Categorie: Editorial
Tipo di Contenuto:
Tempo di lettura: 3 minuti

«Il convitato di pietra del settore del lusso è la sostenibilità, che fino a dieci anni fa non esisteva o quasi». Combinare la crescita economica con la salvaguardia delle risorse e delle condizioni di vivibilità del pianeta fa parte del corredo di Simone Bernard de la Gatinais, origini francesi, radici siciliane, laurea in legge a Palermo, master al King’s College a Londra. Con queste carte nel 1997 è entrata a fare parte della squadra di Chiomenti, dove nel 2011 è stata nominata partner dello studio. In veste di avvocato di affari ha seguito da vicino l’evoluzione del lusso, il passaggio di alcuni storici marchi italiani sotto gruppi internazionali e il cambio di pelle da un modello di attività artigianale a quello di imprese globali.
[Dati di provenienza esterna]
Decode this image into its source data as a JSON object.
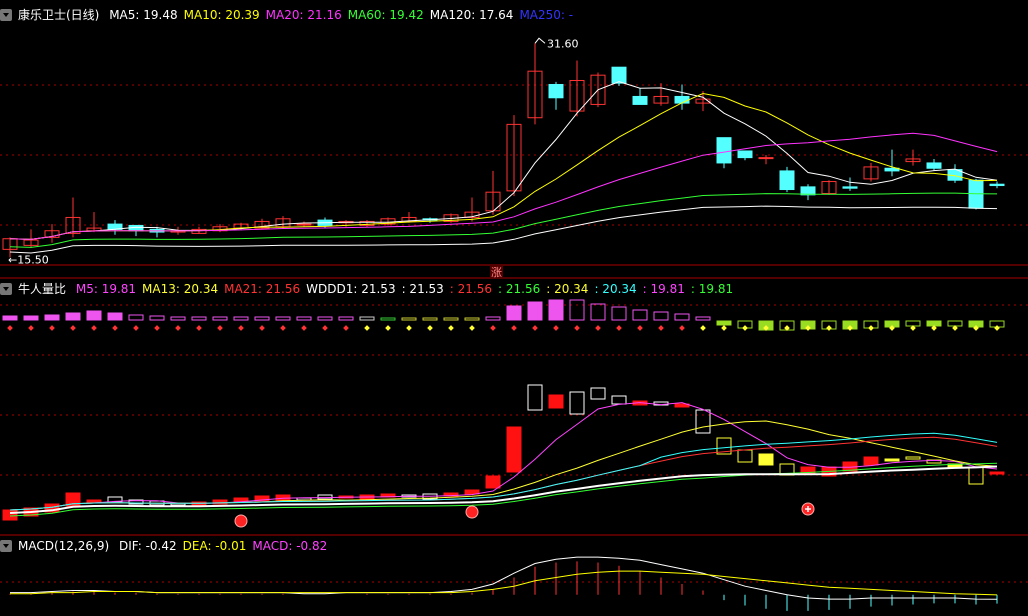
{
  "main_legend": {
    "name": "康乐卫士(日线)",
    "items": [
      {
        "label": "MA5: 19.48",
        "color": "#ffffff"
      },
      {
        "label": "MA10: 20.39",
        "color": "#ffff00"
      },
      {
        "label": "MA20: 21.16",
        "color": "#ff33ff"
      },
      {
        "label": "MA60: 19.42",
        "color": "#33ff33"
      },
      {
        "label": "MA120: 17.64",
        "color": "#ffffff"
      },
      {
        "label": "MA250: -",
        "color": "#3333ff"
      }
    ]
  },
  "vol_legend": {
    "name": "牛人量比",
    "items": [
      {
        "label": "M5: 19.81",
        "color": "#ff44ff"
      },
      {
        "label": "MA13: 20.34",
        "color": "#ffff33"
      },
      {
        "label": "MA21: 21.56",
        "color": "#ff3333"
      },
      {
        "label": "WDDD1: 21.53",
        "color": "#ffffff"
      },
      {
        "label": ": 21.53",
        "color": "#ffffff"
      },
      {
        "label": ": 21.56",
        "color": "#ff3333"
      },
      {
        "label": ": 21.56",
        "color": "#33ff33"
      },
      {
        "label": ": 20.34",
        "color": "#ffff33"
      },
      {
        "label": ": 20.34",
        "color": "#33ffff"
      },
      {
        "label": ": 19.81",
        "color": "#ff44ff"
      },
      {
        "label": ": 19.81",
        "color": "#33ff33"
      }
    ]
  },
  "macd_legend": {
    "name": "MACD(12,26,9)",
    "items": [
      {
        "label": "DIF: -0.42",
        "color": "#ffffff"
      },
      {
        "label": "DEA: -0.01",
        "color": "#ffff00"
      },
      {
        "label": "MACD: -0.82",
        "color": "#ff44ff"
      }
    ]
  },
  "annotations": {
    "high": "31.60",
    "low": "15.50",
    "limit_up": "涨"
  },
  "colors": {
    "up": "#ff3333",
    "down": "#54ffff",
    "grid": "#aa0000",
    "ma120": "#ffffff"
  },
  "chart_data": [
    {
      "type": "candlestick",
      "panel": "price",
      "x_dates": "unlabeled daily bars",
      "open": [
        16.1,
        16.4,
        17.0,
        17.3,
        17.5,
        18.0,
        17.9,
        17.6,
        17.4,
        17.3,
        17.5,
        17.7,
        17.7,
        17.8,
        18.0,
        18.3,
        18.1,
        17.9,
        18.0,
        18.2,
        18.4,
        18.2,
        18.5,
        19.0,
        20.5,
        26.0,
        28.5,
        26.5,
        27.0,
        29.8,
        27.6,
        27.1,
        27.6,
        27.1,
        24.5,
        23.5,
        23.0,
        22.0,
        20.8,
        20.3,
        20.8,
        21.4,
        22.2,
        22.7,
        22.6,
        22.1,
        21.3,
        21.0
      ],
      "close": [
        16.9,
        16.8,
        17.5,
        18.5,
        17.7,
        17.6,
        17.5,
        17.4,
        17.5,
        17.6,
        17.8,
        18.0,
        18.2,
        18.4,
        18.0,
        17.9,
        18.2,
        18.2,
        18.4,
        18.5,
        18.3,
        18.7,
        18.9,
        20.4,
        25.5,
        29.5,
        27.5,
        28.8,
        29.2,
        28.6,
        27.0,
        27.6,
        27.1,
        27.4,
        22.6,
        23.0,
        23.0,
        20.6,
        20.2,
        21.2,
        20.7,
        22.3,
        22.0,
        22.9,
        22.2,
        21.3,
        19.2,
        20.9
      ],
      "high": [
        17.0,
        17.6,
        18.0,
        20.0,
        18.9,
        18.3,
        17.8,
        17.8,
        17.8,
        17.8,
        18.0,
        18.1,
        18.4,
        18.6,
        18.2,
        18.5,
        18.3,
        18.3,
        18.5,
        18.9,
        18.5,
        18.8,
        20.0,
        22.0,
        26.2,
        31.6,
        28.7,
        30.3,
        29.4,
        29.2,
        28.2,
        28.6,
        28.5,
        28.0,
        24.0,
        23.5,
        23.2,
        22.3,
        21.0,
        21.3,
        21.5,
        22.6,
        23.6,
        23.6,
        22.9,
        22.5,
        21.4,
        21.2
      ],
      "low": [
        15.5,
        16.2,
        16.6,
        17.0,
        17.4,
        17.2,
        17.1,
        17.0,
        17.2,
        17.3,
        17.4,
        17.6,
        17.6,
        17.7,
        17.8,
        17.7,
        17.8,
        17.8,
        17.9,
        18.1,
        18.1,
        18.1,
        18.2,
        18.7,
        20.1,
        25.5,
        26.6,
        26.1,
        26.8,
        28.4,
        27.0,
        26.9,
        26.6,
        26.5,
        22.2,
        22.8,
        22.5,
        20.4,
        19.8,
        20.2,
        20.5,
        21.2,
        21.6,
        22.4,
        22.0,
        21.1,
        19.1,
        20.7
      ],
      "ylim": [
        15.3,
        33.5
      ],
      "moving_averages": [
        {
          "name": "MA5",
          "color": "#ffffff"
        },
        {
          "name": "MA10",
          "color": "#ffff00"
        },
        {
          "name": "MA20",
          "color": "#ff33ff"
        },
        {
          "name": "MA60",
          "color": "#33ff33"
        },
        {
          "name": "MA120",
          "color": "#ffffff"
        }
      ]
    },
    {
      "type": "bar",
      "panel": "volume_ratio_strip",
      "values": [
        4,
        4,
        5,
        7,
        9,
        7,
        5,
        4,
        3,
        3,
        3,
        3,
        3,
        3,
        3,
        3,
        3,
        3,
        2,
        2,
        2,
        2,
        2,
        3,
        14,
        18,
        20,
        20,
        16,
        13,
        10,
        8,
        6,
        3,
        -4,
        -7,
        -9,
        -9,
        -8,
        -8,
        -8,
        -7,
        -6,
        -5,
        -5,
        -5,
        -6,
        -6
      ],
      "colors": [
        "#ee55ee",
        "#ee55ee",
        "#ee55ee",
        "#ee55ee",
        "#ee55ee",
        "#ee55ee",
        "#ee55ee",
        "#ee55ee",
        "#ee55ee",
        "#ee55ee",
        "#ee55ee",
        "#ee55ee",
        "#ee55ee",
        "#ee55ee",
        "#ee55ee",
        "#ee55ee",
        "#ee55ee",
        "#cccccc",
        "#33cc33",
        "#cccc33",
        "#cccc33",
        "#cccc33",
        "#cccc33",
        "#ee55ee",
        "#ee55ee",
        "#ee55ee",
        "#ee55ee",
        "#ee55ee",
        "#ee55ee",
        "#ee55ee",
        "#ee55ee",
        "#ee55ee",
        "#ee55ee",
        "#ee55ee",
        "#99dd22",
        "#99dd22",
        "#99dd22",
        "#99dd22",
        "#99dd22",
        "#99dd22",
        "#99dd22",
        "#99dd22",
        "#99dd22",
        "#99dd22",
        "#99dd22",
        "#99dd22",
        "#99dd22",
        "#99dd22"
      ],
      "dot_colors": [
        "#ff3333",
        "#ff3333",
        "#ff3333",
        "#ff3333",
        "#ff3333",
        "#ff3333",
        "#ff3333",
        "#ff3333",
        "#ff3333",
        "#ff3333",
        "#ff3333",
        "#ff3333",
        "#ff3333",
        "#ff3333",
        "#ff3333",
        "#ff3333",
        "#ff3333",
        "#ffff33",
        "#ffff33",
        "#ffff33",
        "#ffff33",
        "#ffff33",
        "#ffff33",
        "#ff3333",
        "#ff3333",
        "#ff3333",
        "#ff3333",
        "#ff3333",
        "#ff3333",
        "#ff3333",
        "#ff3333",
        "#ff3333",
        "#ff3333",
        "#ffff33",
        "#ffff33",
        "#ffff33",
        "#ffff33",
        "#ffff33",
        "#ffff33",
        "#ffff33",
        "#ffff33",
        "#ffff33",
        "#ffff33",
        "#ffff33",
        "#ffff33",
        "#ffff33",
        "#ffff33",
        "#ffff33"
      ]
    },
    {
      "type": "candlestick",
      "panel": "volume_ratio_indicator",
      "open": [
        16.0,
        16.4,
        16.8,
        17.4,
        17.8,
        18.3,
        18.0,
        17.9,
        17.7,
        17.5,
        17.6,
        17.8,
        17.9,
        18.0,
        18.2,
        18.5,
        18.2,
        18.1,
        18.3,
        18.5,
        18.6,
        18.4,
        18.6,
        19.2,
        20.8,
        29.5,
        27.2,
        28.8,
        29.2,
        28.4,
        27.5,
        27.8,
        27.3,
        27.0,
        24.2,
        23.0,
        22.6,
        21.6,
        20.6,
        20.4,
        20.9,
        21.5,
        22.1,
        22.3,
        22.0,
        21.6,
        21.3,
        20.7
      ],
      "close": [
        17.0,
        17.2,
        17.6,
        18.7,
        18.0,
        17.8,
        17.6,
        17.5,
        17.6,
        17.8,
        18.0,
        18.2,
        18.4,
        18.5,
        18.0,
        18.1,
        18.4,
        18.5,
        18.6,
        18.3,
        18.1,
        18.7,
        19.0,
        20.4,
        25.3,
        27.0,
        28.5,
        26.6,
        28.1,
        27.6,
        27.9,
        27.5,
        27.6,
        24.7,
        22.6,
        21.8,
        21.5,
        20.5,
        21.3,
        21.3,
        21.8,
        22.3,
        21.9,
        22.1,
        21.7,
        21.3,
        19.6,
        20.8
      ],
      "ylim": [
        15.5,
        30.0
      ],
      "lines": [
        {
          "name": "M5",
          "color": "#ff44ff"
        },
        {
          "name": "MA13",
          "color": "#ffff33"
        },
        {
          "name": "MA21",
          "color": "#ff3333"
        },
        {
          "name": "WDDD1",
          "color": "#ffffff"
        }
      ],
      "markers": [
        {
          "index": 11,
          "kind": "red-ball"
        },
        {
          "index": 22,
          "kind": "red-ball"
        },
        {
          "index": 38,
          "kind": "red-ball-plus"
        }
      ]
    },
    {
      "type": "bar",
      "panel": "macd",
      "macd": [
        0.1,
        0.1,
        0.2,
        0.3,
        0.3,
        0.2,
        0.2,
        0.1,
        0.1,
        0.1,
        0.1,
        0.1,
        0.1,
        0.1,
        0.0,
        0.0,
        0.0,
        0.1,
        0.1,
        0.1,
        0.1,
        0.1,
        0.2,
        0.5,
        1.6,
        2.6,
        3.0,
        3.1,
        3.0,
        2.7,
        2.2,
        1.6,
        1.0,
        0.4,
        -0.5,
        -1.0,
        -1.3,
        -1.5,
        -1.5,
        -1.4,
        -1.3,
        -1.1,
        -1.0,
        -0.9,
        -0.8,
        -0.8,
        -0.9,
        -0.82
      ],
      "dif": [
        0.2,
        0.2,
        0.3,
        0.4,
        0.4,
        0.3,
        0.3,
        0.2,
        0.2,
        0.2,
        0.2,
        0.2,
        0.2,
        0.2,
        0.1,
        0.1,
        0.2,
        0.2,
        0.2,
        0.2,
        0.2,
        0.3,
        0.5,
        1.0,
        2.0,
        2.9,
        3.3,
        3.5,
        3.5,
        3.4,
        3.2,
        2.8,
        2.4,
        2.0,
        1.4,
        0.8,
        0.4,
        0.0,
        -0.3,
        -0.4,
        -0.4,
        -0.3,
        -0.3,
        -0.3,
        -0.3,
        -0.3,
        -0.4,
        -0.42
      ],
      "dea": [
        0.1,
        0.1,
        0.2,
        0.2,
        0.3,
        0.3,
        0.3,
        0.2,
        0.2,
        0.2,
        0.2,
        0.2,
        0.2,
        0.2,
        0.2,
        0.2,
        0.2,
        0.2,
        0.2,
        0.2,
        0.2,
        0.2,
        0.3,
        0.5,
        0.8,
        1.3,
        1.6,
        1.9,
        2.1,
        2.2,
        2.2,
        2.1,
        2.0,
        1.9,
        1.7,
        1.5,
        1.3,
        1.1,
        0.9,
        0.7,
        0.6,
        0.5,
        0.4,
        0.3,
        0.2,
        0.1,
        0.05,
        -0.01
      ],
      "ylim": [
        -1.6,
        3.6
      ]
    }
  ]
}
Di pari passo è cambiato il suo mestiere.

«Nella valutazione di un’azienda del lusso il lavoro di analisi non si limita più al marchio, alla grandezza comunicativa del brand, ma richiede un approfondimento dettagliato su quanto il marchio stesso sia corrispondente ai temi legati alla sostenibilità — spiega Bernard de la Gatinais —. Una volta seduti a un tavolo quando inizia la discussione oltre che guardare i contratti di distribuzione è necessario concentrarsi sui contratti con i fornitori. C’è un’attenzione scrupolosa sulla supply chain per verificare, per esempio, come lavorano e come sono contrattualizzati i fornitori di lana, cotone e cachemire. In quei contratti deve essere dettagliato l’obbligo di aderire a numerosi standard qualitativi legati al rispetto dell’ambiente e delle persone. Anche perché — dice de la Gatinais — spesso in occasione di convegni e seminari viene ripetuto che la moda è il settore più inquinante dopo quello dell’oil and gas».I ruoli

Gli avvocati sono, insomma, obbligati a orientarsi nel mondo delle direttive in materia Esg (Environmental, social, governance). «L’amministratore di una società lavora per il beneficio degli azionisti massimizzando il profitto, ma tutto questo deve avvenire secondo un modello sostenibile. Noi come avvocati svolgiamo un ruolo da advisor delicato e al contempo molto stimolante, affiancando le imprese nel definire policy aziendali e modelli contrattuali che, nel contesto normativo anche europeo, possano aiutare le imprese a perseguire un successo sostenibile».

Sul tema del green washing, la partner di Chiomenti ammette: «La comunicazione green agli occhi del mondo è una grande tentazione. Condivido l’orientamento che introduce degli indicatori di prestazione verificabili e misurabili. Un ulteriore strumento per evitare inganni è stabilire che, nell’ambito delle politiche di remunerazione del top management, una quota della parte variabile degli stipendi sia legata al raggiungimento di obiettivi Esg misurabili; e questo non solo per le società quotate. Solo così consegneremo alle nuove generazioni un mondo migliore».

Nell’attesa il settore del lusso proseguirà il proprio corso. «Il comparto fashion e luxury è passato da un mondo connotato da artigiani a un universo di grandi imprenditori, dove un ruolo fondamentale è svolto da giganti del settore come Lvmh e Kering. Un esempio è la maison Emilio Pucci, che da azienda sartoriale diventa brand globale». Il contratto di vendita della maison fiorentina ai francesi di Lvmh è uno dei tanti che porta la firma di de la Gatinais. «In questi anni lo Studio ha assistito numerose famiglie nella vendita delle loro case di moda, penso alle assistenze prestate alla famiglia Bulgari e alla famiglia Loro Piana. Una delle prime operazioni a cui ho partecipato è stata la cessione di Moschino ad Alberta Ferretti. Qualche tempo dopo ho assistito la famiglia Pucci nell’operazione di vendita dell’azienda al gruppo Lvmh e Allegra Versace nella vendita al gruppo Michael Kors. Il ruolo dell’avvocato in queste operazioni è seguire i venditori in passaggi inevitabilmente complicati, perché passare la mano può essere molto traumatico da un punto di vista emotivo. Le aziende erano parte della famiglia stessa, i marchi portavano il loro nome e ne connotavano la storia e l’identità. Si aggiunga la necessità di disciplinare l’utilizzo del nome di famiglia con il diritto dell’acquirente di poterlo sfruttare commercialmente nel marchio. Il lavoro dell’avvocato è molto articolato e richiede valutazioni non solo di natura legale: serve grande capacità di mediazione».